Haggerty noted that the consolidated cases were not the first to challenge the MNF grazing program. “This court has repeatedly found the grazing program to be insufficiently protective of listed fish species,” he wrote.
But the judge also ruled that ranchers’ ability to comply with the overall grazing plan isn’t undermined by previous violations of conservation measures.
“Past failures, in and of themselves, do not render the management strategy unreasonable,” Haggerty said.
The permittees charged that a bank alteration standard used in monitoring is arbitrary and not based on the latest science.
Elizabeth Howard, attorney for the permittees, said that while the judge declined to change the standard outright, “he recognizes that the inaccuracy of the measurement protocol … is ‘problematic.'”
She said it’s positive that NMFS must address that issue and also must allow ranchers to submit information during development of a new biological opinion, set to be completed by the 2011 grazing season.
However, Haggerty also ruled that while bank alteration hasn’t been directly linked to a “take” or kill, it plays a role in stability and health of the habitat.
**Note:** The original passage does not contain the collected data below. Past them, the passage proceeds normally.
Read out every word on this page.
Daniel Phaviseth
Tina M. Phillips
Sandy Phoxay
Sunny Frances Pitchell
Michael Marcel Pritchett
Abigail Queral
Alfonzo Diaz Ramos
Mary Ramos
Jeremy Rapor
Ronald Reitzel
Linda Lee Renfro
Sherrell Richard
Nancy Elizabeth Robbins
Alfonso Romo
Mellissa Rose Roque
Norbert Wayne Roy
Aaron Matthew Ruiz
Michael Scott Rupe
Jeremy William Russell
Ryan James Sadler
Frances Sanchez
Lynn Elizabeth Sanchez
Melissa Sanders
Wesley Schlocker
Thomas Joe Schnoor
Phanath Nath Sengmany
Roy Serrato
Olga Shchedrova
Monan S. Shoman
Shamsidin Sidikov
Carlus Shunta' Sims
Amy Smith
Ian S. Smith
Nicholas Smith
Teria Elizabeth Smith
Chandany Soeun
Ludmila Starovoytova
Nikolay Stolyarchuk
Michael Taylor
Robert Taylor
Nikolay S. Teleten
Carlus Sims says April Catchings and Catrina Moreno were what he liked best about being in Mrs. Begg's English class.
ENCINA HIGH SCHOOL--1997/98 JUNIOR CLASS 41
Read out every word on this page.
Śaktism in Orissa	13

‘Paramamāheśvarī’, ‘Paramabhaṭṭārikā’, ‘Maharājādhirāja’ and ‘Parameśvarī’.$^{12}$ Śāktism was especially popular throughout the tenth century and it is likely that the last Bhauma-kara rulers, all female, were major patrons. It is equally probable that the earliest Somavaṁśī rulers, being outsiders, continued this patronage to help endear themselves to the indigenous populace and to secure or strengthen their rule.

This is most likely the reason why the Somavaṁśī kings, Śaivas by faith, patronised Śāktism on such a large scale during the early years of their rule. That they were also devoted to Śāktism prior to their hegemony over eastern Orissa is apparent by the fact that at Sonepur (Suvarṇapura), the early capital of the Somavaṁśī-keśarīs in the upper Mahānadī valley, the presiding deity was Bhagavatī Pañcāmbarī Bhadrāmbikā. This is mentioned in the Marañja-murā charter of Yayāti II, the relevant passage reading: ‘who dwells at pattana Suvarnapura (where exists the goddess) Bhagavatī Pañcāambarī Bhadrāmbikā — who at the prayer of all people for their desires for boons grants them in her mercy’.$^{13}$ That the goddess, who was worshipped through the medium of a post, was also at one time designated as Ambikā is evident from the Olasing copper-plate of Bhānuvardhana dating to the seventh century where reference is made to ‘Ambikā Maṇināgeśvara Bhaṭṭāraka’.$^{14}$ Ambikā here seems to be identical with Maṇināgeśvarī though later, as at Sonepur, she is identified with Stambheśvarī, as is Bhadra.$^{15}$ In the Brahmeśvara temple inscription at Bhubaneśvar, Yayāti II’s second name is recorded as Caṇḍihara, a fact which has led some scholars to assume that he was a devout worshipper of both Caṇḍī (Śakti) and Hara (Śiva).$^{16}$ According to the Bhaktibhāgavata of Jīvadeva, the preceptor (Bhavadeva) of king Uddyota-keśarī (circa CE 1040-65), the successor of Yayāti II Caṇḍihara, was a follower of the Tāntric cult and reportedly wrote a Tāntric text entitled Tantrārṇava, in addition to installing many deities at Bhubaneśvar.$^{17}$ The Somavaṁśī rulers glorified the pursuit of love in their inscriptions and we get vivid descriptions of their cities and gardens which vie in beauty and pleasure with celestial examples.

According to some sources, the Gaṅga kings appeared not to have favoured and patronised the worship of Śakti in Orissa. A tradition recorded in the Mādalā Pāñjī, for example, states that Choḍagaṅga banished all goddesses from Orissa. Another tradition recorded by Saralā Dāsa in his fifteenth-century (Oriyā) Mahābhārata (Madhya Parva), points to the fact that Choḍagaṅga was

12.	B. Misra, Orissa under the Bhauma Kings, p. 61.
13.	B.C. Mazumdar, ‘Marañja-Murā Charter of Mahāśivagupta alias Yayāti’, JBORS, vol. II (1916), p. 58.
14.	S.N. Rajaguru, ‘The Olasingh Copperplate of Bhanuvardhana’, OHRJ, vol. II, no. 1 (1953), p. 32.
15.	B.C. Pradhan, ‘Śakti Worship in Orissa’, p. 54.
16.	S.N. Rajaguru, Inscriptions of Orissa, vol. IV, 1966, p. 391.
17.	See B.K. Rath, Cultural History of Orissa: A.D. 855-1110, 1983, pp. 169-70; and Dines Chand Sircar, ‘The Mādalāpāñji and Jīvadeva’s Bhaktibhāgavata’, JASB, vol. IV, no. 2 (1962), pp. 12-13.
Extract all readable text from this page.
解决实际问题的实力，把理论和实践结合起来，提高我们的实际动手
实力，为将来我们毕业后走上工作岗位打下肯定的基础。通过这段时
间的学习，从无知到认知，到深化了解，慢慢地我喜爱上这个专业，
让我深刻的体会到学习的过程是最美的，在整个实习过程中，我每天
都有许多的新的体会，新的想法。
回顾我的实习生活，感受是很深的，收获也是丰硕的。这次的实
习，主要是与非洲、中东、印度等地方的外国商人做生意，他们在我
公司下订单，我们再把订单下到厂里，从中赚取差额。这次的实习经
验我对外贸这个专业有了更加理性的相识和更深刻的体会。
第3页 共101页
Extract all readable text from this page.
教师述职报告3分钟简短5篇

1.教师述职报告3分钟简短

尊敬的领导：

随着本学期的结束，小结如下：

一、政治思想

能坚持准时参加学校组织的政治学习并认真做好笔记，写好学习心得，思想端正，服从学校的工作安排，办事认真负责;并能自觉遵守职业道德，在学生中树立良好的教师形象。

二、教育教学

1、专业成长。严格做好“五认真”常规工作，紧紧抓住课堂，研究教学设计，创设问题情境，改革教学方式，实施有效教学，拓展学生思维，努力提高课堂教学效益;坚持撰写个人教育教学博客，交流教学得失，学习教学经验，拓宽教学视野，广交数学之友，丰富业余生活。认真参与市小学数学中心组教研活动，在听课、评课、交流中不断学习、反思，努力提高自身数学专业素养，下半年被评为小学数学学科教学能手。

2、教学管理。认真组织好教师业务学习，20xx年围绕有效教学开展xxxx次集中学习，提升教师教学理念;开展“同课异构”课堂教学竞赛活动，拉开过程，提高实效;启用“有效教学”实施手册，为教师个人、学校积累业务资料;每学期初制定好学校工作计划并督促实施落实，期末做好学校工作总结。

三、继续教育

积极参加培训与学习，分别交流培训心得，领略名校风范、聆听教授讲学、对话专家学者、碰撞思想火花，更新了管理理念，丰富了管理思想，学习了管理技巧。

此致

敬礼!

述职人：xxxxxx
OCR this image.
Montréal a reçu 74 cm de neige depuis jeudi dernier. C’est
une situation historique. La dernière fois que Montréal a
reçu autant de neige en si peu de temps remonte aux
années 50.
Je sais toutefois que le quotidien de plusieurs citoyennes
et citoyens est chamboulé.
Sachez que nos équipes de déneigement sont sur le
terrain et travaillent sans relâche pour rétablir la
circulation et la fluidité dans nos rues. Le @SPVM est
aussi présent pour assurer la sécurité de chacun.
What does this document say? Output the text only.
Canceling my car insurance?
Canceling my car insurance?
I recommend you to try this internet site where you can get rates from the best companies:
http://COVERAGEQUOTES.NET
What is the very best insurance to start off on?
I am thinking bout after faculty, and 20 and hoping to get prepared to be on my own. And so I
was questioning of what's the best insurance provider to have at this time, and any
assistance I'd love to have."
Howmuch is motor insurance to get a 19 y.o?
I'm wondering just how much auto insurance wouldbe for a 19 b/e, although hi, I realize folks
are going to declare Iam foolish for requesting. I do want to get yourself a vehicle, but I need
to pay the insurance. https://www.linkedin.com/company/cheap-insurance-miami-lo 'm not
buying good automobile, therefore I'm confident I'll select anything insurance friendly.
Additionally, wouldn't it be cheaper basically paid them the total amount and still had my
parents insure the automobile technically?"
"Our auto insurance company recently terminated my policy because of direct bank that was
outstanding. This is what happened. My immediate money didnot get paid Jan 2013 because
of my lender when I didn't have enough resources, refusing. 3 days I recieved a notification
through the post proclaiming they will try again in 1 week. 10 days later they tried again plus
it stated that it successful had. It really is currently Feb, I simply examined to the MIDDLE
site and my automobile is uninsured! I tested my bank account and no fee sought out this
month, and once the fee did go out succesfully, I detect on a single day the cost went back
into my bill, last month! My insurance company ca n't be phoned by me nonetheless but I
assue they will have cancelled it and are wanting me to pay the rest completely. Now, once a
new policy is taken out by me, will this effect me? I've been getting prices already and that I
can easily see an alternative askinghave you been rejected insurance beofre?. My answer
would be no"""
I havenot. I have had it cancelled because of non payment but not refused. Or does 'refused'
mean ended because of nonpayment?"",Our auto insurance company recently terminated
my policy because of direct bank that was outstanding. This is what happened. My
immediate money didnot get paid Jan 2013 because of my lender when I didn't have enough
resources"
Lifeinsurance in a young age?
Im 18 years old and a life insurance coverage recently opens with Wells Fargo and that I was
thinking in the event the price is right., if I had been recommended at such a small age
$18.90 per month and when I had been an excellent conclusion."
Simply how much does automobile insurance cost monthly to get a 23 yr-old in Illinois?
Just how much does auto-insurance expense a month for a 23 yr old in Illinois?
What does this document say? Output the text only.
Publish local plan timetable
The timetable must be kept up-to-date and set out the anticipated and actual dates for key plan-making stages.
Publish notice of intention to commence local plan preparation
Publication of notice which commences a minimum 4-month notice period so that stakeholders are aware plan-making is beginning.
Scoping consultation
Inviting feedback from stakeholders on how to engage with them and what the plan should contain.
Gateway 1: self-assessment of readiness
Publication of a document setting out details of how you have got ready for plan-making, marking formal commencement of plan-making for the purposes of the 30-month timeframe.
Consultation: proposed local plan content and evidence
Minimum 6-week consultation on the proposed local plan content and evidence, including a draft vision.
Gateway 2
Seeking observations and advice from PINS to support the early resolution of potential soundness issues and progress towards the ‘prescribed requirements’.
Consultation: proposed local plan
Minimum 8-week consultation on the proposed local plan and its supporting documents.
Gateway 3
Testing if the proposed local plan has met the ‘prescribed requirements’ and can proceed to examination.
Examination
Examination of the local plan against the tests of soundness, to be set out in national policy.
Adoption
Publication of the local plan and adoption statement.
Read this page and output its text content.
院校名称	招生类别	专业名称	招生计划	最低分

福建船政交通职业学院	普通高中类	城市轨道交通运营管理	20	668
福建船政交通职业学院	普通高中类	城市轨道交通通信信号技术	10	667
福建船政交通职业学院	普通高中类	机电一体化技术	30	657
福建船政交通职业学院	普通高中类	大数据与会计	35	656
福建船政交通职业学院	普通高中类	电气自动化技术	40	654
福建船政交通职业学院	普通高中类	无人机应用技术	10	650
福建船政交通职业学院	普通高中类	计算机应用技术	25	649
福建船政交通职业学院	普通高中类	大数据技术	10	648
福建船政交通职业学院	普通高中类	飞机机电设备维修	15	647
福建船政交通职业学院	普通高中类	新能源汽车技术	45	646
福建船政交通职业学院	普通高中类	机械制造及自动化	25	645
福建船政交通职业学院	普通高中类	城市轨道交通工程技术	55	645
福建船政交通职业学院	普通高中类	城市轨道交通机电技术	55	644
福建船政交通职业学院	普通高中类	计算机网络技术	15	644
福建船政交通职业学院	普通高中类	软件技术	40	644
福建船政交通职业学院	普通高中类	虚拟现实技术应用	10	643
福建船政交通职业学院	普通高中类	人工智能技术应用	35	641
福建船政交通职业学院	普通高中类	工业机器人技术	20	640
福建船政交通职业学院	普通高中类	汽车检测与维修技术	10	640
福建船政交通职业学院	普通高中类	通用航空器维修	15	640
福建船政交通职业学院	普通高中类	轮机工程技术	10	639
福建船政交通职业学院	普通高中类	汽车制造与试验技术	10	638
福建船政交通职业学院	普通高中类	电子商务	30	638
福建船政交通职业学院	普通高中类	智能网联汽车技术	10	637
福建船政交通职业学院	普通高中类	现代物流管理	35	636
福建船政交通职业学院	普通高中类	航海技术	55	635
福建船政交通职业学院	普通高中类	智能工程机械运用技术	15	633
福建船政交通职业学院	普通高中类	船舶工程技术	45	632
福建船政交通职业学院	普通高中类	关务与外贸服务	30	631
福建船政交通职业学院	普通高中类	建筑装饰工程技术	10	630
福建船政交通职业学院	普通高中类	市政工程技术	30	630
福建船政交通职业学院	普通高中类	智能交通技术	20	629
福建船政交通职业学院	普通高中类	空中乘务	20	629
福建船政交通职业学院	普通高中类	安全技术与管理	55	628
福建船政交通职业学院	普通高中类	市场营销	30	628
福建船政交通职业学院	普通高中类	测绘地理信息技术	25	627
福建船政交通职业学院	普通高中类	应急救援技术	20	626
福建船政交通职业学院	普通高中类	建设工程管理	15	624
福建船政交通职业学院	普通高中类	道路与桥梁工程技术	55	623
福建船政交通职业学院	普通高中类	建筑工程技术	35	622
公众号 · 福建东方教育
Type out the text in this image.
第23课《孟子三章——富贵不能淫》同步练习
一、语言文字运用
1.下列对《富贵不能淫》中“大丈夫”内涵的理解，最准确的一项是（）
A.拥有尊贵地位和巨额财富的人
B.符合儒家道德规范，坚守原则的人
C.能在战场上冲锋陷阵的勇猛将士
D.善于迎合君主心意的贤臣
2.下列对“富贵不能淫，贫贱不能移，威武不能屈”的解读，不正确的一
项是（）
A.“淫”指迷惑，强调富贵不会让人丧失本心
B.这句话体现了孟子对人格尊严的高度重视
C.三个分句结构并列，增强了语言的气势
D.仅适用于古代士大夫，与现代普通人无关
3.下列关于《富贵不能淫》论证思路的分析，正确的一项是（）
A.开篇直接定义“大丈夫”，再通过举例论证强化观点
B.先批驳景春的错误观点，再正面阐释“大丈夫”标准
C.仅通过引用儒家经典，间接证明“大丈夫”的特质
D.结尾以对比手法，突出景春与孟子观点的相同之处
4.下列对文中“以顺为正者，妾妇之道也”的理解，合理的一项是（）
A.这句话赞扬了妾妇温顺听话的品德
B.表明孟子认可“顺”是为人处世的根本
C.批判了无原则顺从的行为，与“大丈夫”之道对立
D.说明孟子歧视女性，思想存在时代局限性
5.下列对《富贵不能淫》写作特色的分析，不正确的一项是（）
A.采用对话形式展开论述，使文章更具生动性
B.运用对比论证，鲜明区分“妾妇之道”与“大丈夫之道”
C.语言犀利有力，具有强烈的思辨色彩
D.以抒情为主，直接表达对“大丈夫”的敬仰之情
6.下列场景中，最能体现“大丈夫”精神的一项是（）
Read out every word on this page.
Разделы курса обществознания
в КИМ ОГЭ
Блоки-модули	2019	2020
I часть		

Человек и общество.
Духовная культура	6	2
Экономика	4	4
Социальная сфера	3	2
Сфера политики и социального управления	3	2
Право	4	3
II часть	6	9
Studies say that greater than 20 percent alteration should not occur along high-value fish habitat, and that conservation is improved with a limit of 10 percent, he wrote.
ONDA hailed the ruling as a victory, saying it backed their position that grazing has degraded native steelhead streams on the forest.
Brent Fenty, ONDA executive director, said the ruling will bring long-term improvements in Forest Service management of sensitive streams.
“We want to see steelhead recover in the John Day so they can once again be a central social, cultural and economic asset to people in the basin and to all Oregonians,” he said.
Ken Holliday, a John Day rancher, disagreed that the ruling was a victory for ONDA. He said the ranchers found cause for optimism in the ruling and were particularly pleased at the prospect that NMFS would “commit itself to developing a BiOp that works for ranchers and steelhead, based on the best available science.”
He also saw support for the grazing program, if managed correctly.
“We showed last year that we could do this the right way,” he said. “It all comes back to the fact that the Forest Service has got to do their job, and do it better.”
“We will be working with Congress to get the USFS the support they need to do all of the monitoring and other field work needed for successful grazing,” he said.
The day before issuing his ruling, Haggerty approved a joint plan among ranchers, environmentalists and the federal government that will allow grazing to go forward this summer.
The plan will allow grazing on certain allotments that were previously off-limits to cattle and change grazing levels on other allotments while reducing authorized grazing by 10 percent compared to 2009.
Scotta Callister of the Blue Mountain Eagle and Mateusz Perkowski of the Capital Press contributed to this article.